WHAT IS AN ISO INTERNAL AUDIT?
An ISO internal audit is the systematic approach of gathering and assessing the details about an organization’s processes to identify their level of compliance with their adopted standard. Normally within 3 years, an organization will have both ‘internal’ and ‘external’ audits completed.
Internal audit, which is performed independently by an organization may use internal employees or either an ISO consultant which is equipped with knowledge and experience of your industry. Internal auditing is an evaluation of the efficiency and effectiveness of a certain organization. An external audit, on the other hand, is done to appraise your organization’s compliance with the standard. External audits are carried out by third-party auditors that are affiliated with a Certification Body.
ISO standards require internal audits. However, it cannot give you an ISO certificate.
OBJECTIVES OF INTERNAL AUDITS:
Internal audits are performed in order to determine the efficacy of an organization’s quality and risk management systems in compliance with one or more ISO standards. Different companies conduct internal audits to evaluate and further enhance the effectiveness of their organization’s capacity by putting an emphasis on any shortcomings and ensuring every action is geared towards successful compliance.
THE PROCESS OF INTERNAL AUDITS:
To be able to clearly define the objectives, a well-planned internal audit process is of utmost importance. The process must include a schedule set for every activity as well as deadlines for each. Remember that all tasks that are subject to execution must be clearly defined to avoid mistakes, as much as possible.
Step 1: Clearly Define the Audit Objectives
Before the audit, conduct planning and gather the relevant information. The assigned auditor should be able to define the audit objectives and scope. He then starts to develop the audit scheme to properly define the audit testing method. This step usually involves a thorough review of the results from the last time an audit was conducted in a particular area.
Step 2: Audit Announcement
Once the objectives have been clearly defined, it is time to issue an audit engagement memorandum to the person in charge of the area where the audit will take place. The purpose of the memorandum is to announce the audit objectives, to break down into pieces the planned review process, and to set the expectations for the outcome of the audit
Step 3: Audit Entrance Meeting
An auditor must initially meet with the auditee to talk about the scope and audit steps. During this meeting, the auditee should be able to provide an outline of major programs and activities, contact persons, policies and procedures, as well as other relevant details that will support the auditor during the auditing. The length of the audit should also be discussed by both parties.
Step 4: Field Research
After the discussion at the meeting, the auditor will then gathers the information and conduct audit testing to gain an understanding of internal activities. Examining the evidence and other relevant records whether effective internal controls took place.

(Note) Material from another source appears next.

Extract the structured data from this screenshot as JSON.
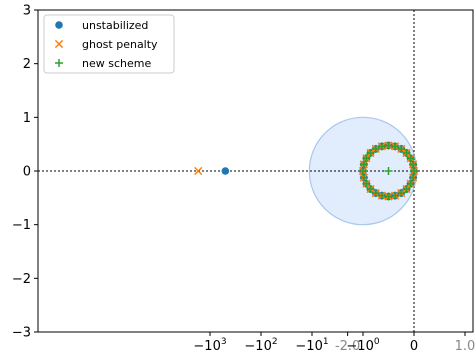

Step 5: Reviewing and Transmittal of Results
If the auditor finds potential weaknesses or violations in policy or procedure during auditing, they should be discussed with the auditee to determine the most appropriate corrective actions and preventions. The auditor must fully discuss any observations with the auditee to ensure that those identified issues and their associated risks are understood.
Step 6: Exit Meeting
The auditor formally meets with the management to talk about their observations and audit recommendations that will be included in the audit report. The recommendations must be discussed and explained thoroughly and must be agreed upon by both parties. This is done to make sure that the auditee’s response is achievable.
Step 7: The Audit Report
The management, upon receiving the audit report must review all audit issues as well as the agreed recommendations by the auditor for accuracy and completeness. After the review, the auditee must be able to present a formal response with the proposed action plan.
FOLLOW UP AUDITS
In case there were significant observations included in the audit report, a follow-up audit must be conducted within 6 to 12 months after the completion of the original audit. During that time, the auditor may request details about the status of the agreed corrective actions by the auditee/management.
INTERNAL AUDIT CHECKLISTS
An internal audit checklist is a great reference to make sure that the proposed steps of the internal audit are executed effectively and appropriately.
TWO TYPES OF AUDIT CHECKLIST:
- Supplier Audit Checklist
- Process Audit Checklist
Supplier Audit Checklist – the supplier audit checklist is designed to help suppliers determine the compliance of a company with the requirements from ISO 9001 standards.
Process Audit Checklist – the process audit checklist is used to assess the company’s different processes for performance within ISO 9001 requirements. It has an almost identical template with other checklists but is shorter in form.
The only difference between the two checklists is the tables and details as shown. Although the process audit checklist has audit questions, just like the supplier checklists, the major difference lies in the opportunities for improvement box, known as the OFI. This is the portion where suggestions and comments to improved are placed.
There is no doubt that internal audits offer many benefits to organizations. They support companies in setting the benchmarks for continual improvement of existing processes and systems, address any issues that stem from existing processes, and prepare them for ISO 9001 certification.
If your company is planning its next internal audit, preparing an internal audit checklist such as those mentioned above will significantly make the process go flawlessly and well-organized.